To estimate direct, paternal, and maternal effects of the PGS, use the following command:

pgs.py direct --pgs direct.pgs.txt --phenofile phenotype.txt

This uses a linear mixed model that has a random effect for mean differences between families (defined as sibships here) and fixed effects for the direct, paternal, and maternal effects of the PGS. It also estimates the ‘population’ effect of the PGS: the effect from regression of individuals’ phenotypes onto their PGS values. The estimated effects and their standard errors are output to direct.effects.txt, with the effect names (direct, paternal, maternal, population) in the first column, their estimates in the second column, and their standard errors in the final column. The sampling variance-covariance matrix of direct, paternal, and maternal effects is output in direct.vcov.txt.

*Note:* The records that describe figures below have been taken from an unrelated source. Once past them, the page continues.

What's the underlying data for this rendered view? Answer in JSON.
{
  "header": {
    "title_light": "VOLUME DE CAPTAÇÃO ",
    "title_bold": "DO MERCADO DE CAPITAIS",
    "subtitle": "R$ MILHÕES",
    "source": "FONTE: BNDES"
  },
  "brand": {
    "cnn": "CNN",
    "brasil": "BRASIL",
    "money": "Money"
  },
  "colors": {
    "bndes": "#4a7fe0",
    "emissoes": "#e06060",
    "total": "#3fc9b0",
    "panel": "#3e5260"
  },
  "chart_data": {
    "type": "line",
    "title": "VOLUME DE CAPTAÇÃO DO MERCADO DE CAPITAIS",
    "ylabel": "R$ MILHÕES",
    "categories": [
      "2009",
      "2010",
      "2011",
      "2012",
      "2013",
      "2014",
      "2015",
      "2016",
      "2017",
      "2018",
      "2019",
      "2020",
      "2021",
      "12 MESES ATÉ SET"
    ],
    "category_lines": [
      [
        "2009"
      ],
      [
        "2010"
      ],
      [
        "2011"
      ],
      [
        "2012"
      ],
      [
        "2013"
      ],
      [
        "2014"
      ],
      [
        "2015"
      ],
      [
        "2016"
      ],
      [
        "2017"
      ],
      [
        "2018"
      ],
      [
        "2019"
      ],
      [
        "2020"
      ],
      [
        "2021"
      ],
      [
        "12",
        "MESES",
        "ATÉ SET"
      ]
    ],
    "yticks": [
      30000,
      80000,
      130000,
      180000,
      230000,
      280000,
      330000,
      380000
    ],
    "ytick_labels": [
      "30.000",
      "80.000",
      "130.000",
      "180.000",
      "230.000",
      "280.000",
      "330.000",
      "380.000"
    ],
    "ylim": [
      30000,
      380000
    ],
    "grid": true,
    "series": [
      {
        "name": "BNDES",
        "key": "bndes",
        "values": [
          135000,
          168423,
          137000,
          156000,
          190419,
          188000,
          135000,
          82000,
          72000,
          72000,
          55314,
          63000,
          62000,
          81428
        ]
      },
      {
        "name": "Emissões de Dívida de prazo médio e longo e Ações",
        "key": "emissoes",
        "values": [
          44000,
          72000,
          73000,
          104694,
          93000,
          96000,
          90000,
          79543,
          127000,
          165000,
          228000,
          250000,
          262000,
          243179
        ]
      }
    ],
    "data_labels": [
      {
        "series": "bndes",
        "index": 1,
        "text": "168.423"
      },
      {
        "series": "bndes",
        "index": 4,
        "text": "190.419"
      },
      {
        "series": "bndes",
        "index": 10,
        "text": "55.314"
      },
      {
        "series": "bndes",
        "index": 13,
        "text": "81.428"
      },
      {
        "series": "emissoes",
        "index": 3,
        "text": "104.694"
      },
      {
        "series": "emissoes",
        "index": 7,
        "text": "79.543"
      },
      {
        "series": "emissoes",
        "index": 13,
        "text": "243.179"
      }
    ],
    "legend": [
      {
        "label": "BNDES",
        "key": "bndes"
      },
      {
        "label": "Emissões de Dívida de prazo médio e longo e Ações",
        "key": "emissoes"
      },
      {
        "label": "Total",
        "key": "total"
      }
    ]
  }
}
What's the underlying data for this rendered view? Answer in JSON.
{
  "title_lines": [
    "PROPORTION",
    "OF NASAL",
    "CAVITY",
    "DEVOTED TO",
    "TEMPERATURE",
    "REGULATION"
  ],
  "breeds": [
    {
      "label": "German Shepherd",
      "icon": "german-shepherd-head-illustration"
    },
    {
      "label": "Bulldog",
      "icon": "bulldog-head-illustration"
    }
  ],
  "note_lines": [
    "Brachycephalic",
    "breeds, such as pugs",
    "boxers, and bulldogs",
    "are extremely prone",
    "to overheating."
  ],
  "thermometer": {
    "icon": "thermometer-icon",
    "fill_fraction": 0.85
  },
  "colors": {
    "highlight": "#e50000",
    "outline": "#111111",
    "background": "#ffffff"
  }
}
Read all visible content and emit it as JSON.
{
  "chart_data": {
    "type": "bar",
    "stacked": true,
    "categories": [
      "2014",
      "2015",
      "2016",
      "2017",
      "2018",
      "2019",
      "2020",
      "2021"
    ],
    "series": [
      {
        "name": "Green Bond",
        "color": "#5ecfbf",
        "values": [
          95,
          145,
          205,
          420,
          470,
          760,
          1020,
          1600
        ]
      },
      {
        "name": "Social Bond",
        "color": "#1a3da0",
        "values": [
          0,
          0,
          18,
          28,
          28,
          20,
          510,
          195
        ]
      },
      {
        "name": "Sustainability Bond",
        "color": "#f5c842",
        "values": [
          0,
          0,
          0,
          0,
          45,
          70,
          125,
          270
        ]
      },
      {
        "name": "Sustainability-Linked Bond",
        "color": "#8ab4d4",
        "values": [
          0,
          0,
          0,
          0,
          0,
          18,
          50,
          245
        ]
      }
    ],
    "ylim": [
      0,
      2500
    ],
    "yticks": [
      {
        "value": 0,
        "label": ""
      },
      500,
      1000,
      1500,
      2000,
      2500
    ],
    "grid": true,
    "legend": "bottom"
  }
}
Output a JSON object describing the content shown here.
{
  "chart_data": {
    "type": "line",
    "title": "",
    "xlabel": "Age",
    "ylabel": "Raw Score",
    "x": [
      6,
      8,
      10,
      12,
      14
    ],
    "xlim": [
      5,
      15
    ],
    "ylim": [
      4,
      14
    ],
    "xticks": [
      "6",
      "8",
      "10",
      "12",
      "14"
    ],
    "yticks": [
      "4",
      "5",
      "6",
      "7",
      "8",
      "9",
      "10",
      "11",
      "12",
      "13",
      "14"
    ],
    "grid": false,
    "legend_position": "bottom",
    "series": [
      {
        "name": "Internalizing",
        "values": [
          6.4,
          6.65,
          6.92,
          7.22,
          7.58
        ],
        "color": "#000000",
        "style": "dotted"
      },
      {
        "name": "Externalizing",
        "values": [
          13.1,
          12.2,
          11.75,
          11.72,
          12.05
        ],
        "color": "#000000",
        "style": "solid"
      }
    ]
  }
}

Estimates of the direct effect of the PGS should be equal to 1 in expectation since we are using the true direct effects as the weights, so the PGS corresponds to the true direct effect component of the trait. The parental effect estimates capture the correlation between the direct and indirect parental effects. The population effect estimate should be greater than 1, since this captures both the direct effect of the PGS, and the correlation between direct and indirect parental effects.

If parental genotypes have been imputed from sibling data alone, then imputed paternal and maternal PGS are perfectly correlated, and the above regression on proband, paternal, and maternal PGS becomes co-linear. To deal with this, add the –parsum option to the above command, which will estimate the average parental effect rather than separate maternal and paternal effects of the PGS.

It is also possible to estimate indirect effects from siblings. We can compute the PGS for genotyped individuals with genotyped siblings and estimate direct, indirect sibling, paternal and maternal effects in one command with the addition of the –fit_sib option:

pgs.py direct_sib --bed chr_1 --imp chr_1 --weights direct_weights.txt --phenofile phenotype.txt --fit_sib

This outputs the PGS values for each individual along with the PGS value of their sibling, and imputed/observed paternal and maternal PGS to direct_sib.pgs.txt. (If an individual has multiple genotyped siblings, the average of the siblings’ PGS is used for the PGS of the sibling.) It outputs estimates of direct, indirect sibling, paternal, and maternal effects of the PGS to direct_sib.effects.txt and their sampling variance-covariance matrix to direct_sib.vcov.txt. Since indirect effects from siblings were zero in this simulation, the estimated sibling effect should be close to zero.

Note that the standard error for the direct effect estimate increases: this is due both to a drop in sample size since only those probands with genotyped siblings are included, and due to the fact that adding the sibling effect to the regression decreases the independent information on the direct effect.